ABC Blog

Don’t Be Fooled: Plumbers Without Licenses Aren’t Plumbers

Sink clogs can eventually cause damaging backups

Don’t waste your money.

So, you called Joe the “Plumber” whose number you found in your mailbox one day. Maybe he worked out, maybe he didn’t. But hey! At least, he offered you a taillight warranty! (That means the warranty expired the moment his taillights disappeared down the road.)

The city of Austin has few regulations in place that protect homeowners from shady workers without licenses. Often, a contractor without a license will do the bare minimum work required, if they even finish the job at all. If their work proves to be insufficient, you’ll never reach them on their phone or hear from them again.

When you hire an unlicensed worker, you take full responsibility for anything that goes wrong. You are liable for any injuries or damages to you, your home, or to the so-called “plumber,” who often isn’t licensed because they haven’t gone through proper training.

Texas requires that plumbers have a license. Anyone caught doing plumbing work without a license will be fined. Apprentice plumbers can work without a license, so long as a journeyman is supervising the activities. Even if a plumber used to be licensed, they may no longer be so, which means they shouldn’t do work on your home. But that doesn’t mean they won’t try to get your money.

Shady contractors prey on new homeowners.

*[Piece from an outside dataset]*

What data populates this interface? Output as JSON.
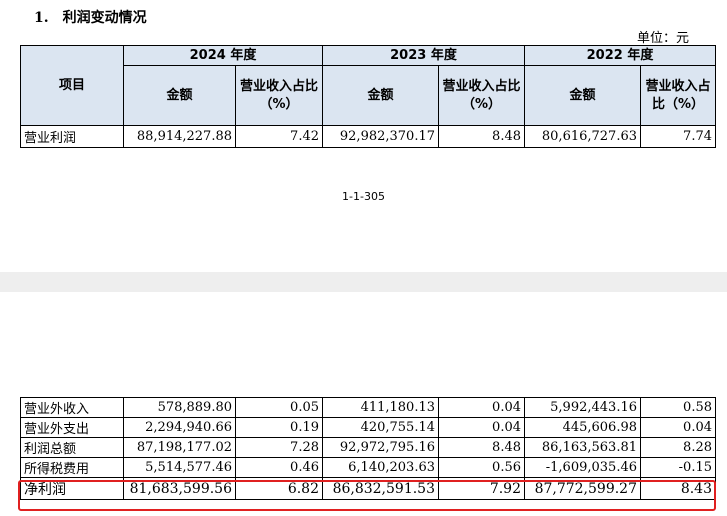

An anecdote to heed: We recently met a woman pleading for help when her bathroom remodel was left half-finished by an unlicensed contractor who stopped answering her calls the moment he was paid. He never gave her an itemized invoice and insisted she pay via personal check or cash. The contractor worked with an unlicensed plumber to underbid a reputable licensed company in town for the job. Her bathtub, toilet, and sink plumbing were all improperly installed.

Even common problems require real plumbers.

You’ve just had your bath and have let up the drain plug to empty the tub only to discover an all-to-familiar dilemma: The water is draining very slowly. Like many of our customers, you deny that there’s a problem, until the day the tub empties so slowly that it is left with a grimy, post-bath residue. Time to call a plumber!

If you have teenaged daughters with dozens of drain-clogging scrubs and hair products, a clogged tub drain is something you probably deal with a lot. If you’re like most of our customers, you probably try to fix the clog on your own, with products like Draino. Chemicals can work for small clogs, but if a single bottle doesn’t do the job, 3-4 more won’t either. In fact, they may make things worse by corroding the pipes or further solidifying the clog.

Snaking the drain on your own is something you could try, but avoid jerry-rigging pipe-cleaning tools out of wire hangers or sticks. Real drain-cleaning augers work well, but the most effective ones are expensive, ranging in prices from $50-$400.

Furthermore, pulling out the source of the clog, which is usually garbage, foreign objects, skin scrubs, and hair, is a very unpleasant process. Professionals have the tools needed to get the job done quickly, and they will spare you from having to see what it is that is clogging your drain.